Jarvis sat down in one of the empty chairs. "As always, I think that you are right. I married Tracy with the expectation that I'd solve her self-esteem within a year or two. I let my desire to fix things override my affection for her, and that ended rather poorly. I am at the same impasse with Amanda and I don't want to lose her. But it is frustrating to see her consistently make decisions without thinking them through. It cost her job of gamma shift captain."
ch'Raul's normally stoic face turned into a smile. "You are overreacting. Does she truly make impulsive decisions consistently? I doubt that. What is your character flaw? Being impatient. Admit it to yourself, then admit it to Amanda and tell her that she is worth so much to you that you are not going to let your impatience prevent you from loving her. Problem solved." He picked up his ball and rolled it into the gutter. "Now, how about solving my problem? I can't seem to score higher than 75 in this game."
The next day
"Personal log, supplemental. I finally had a talk with Amanda about my desire to fix everything and my impatience when that doesn't happen. She listened and then told me that she'd already seen that problem and was afraid that it would ruin our relationship. I told her that I was committed to making things work with her, and that she had the right to tell me when I let my engineer mentality get in the way.

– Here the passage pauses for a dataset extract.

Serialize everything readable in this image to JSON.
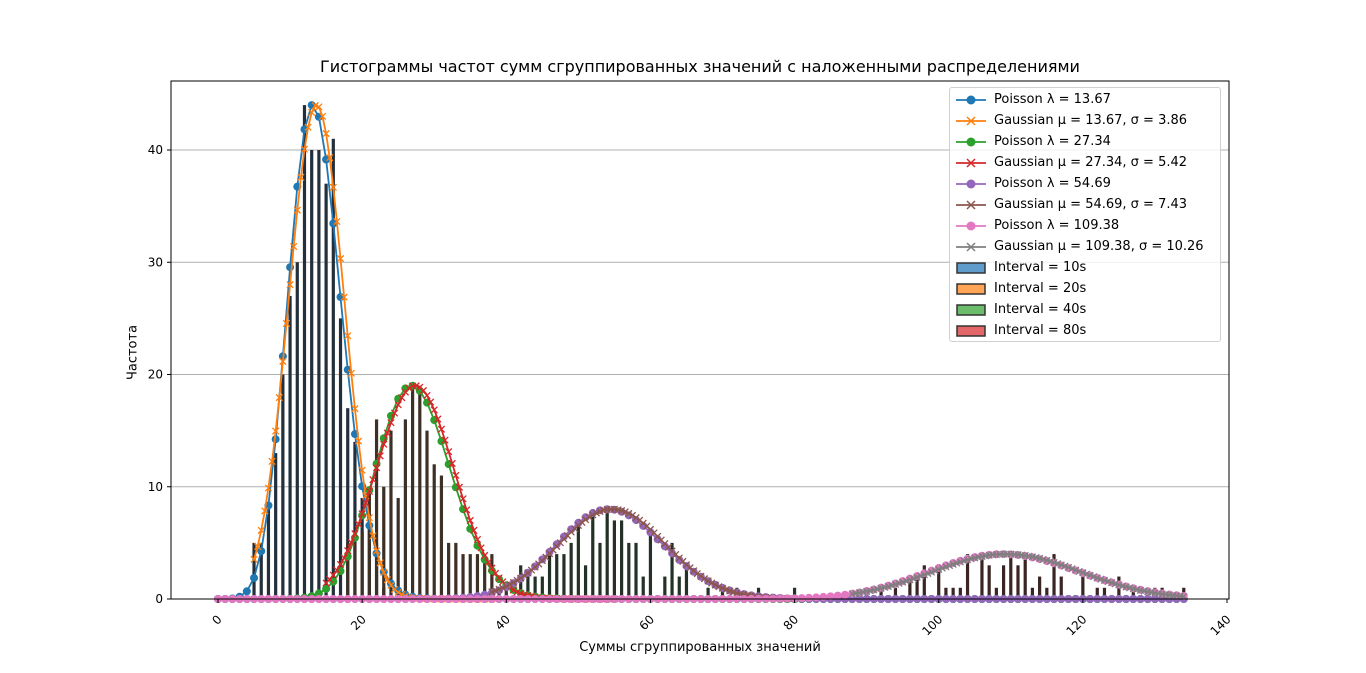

"I still feel bad about Captain Carter taking her position of gamma shift captain away, but there is one benefit. Now Amanda is working on alpha shift in the Operations group. We finally work the same shift, which means we will have more time together. I can't complain about that. End log."
Jarvis stopped pacing his room, picked up the flowers and a small box on the table, and headed for Amanda Carpenter's quarters.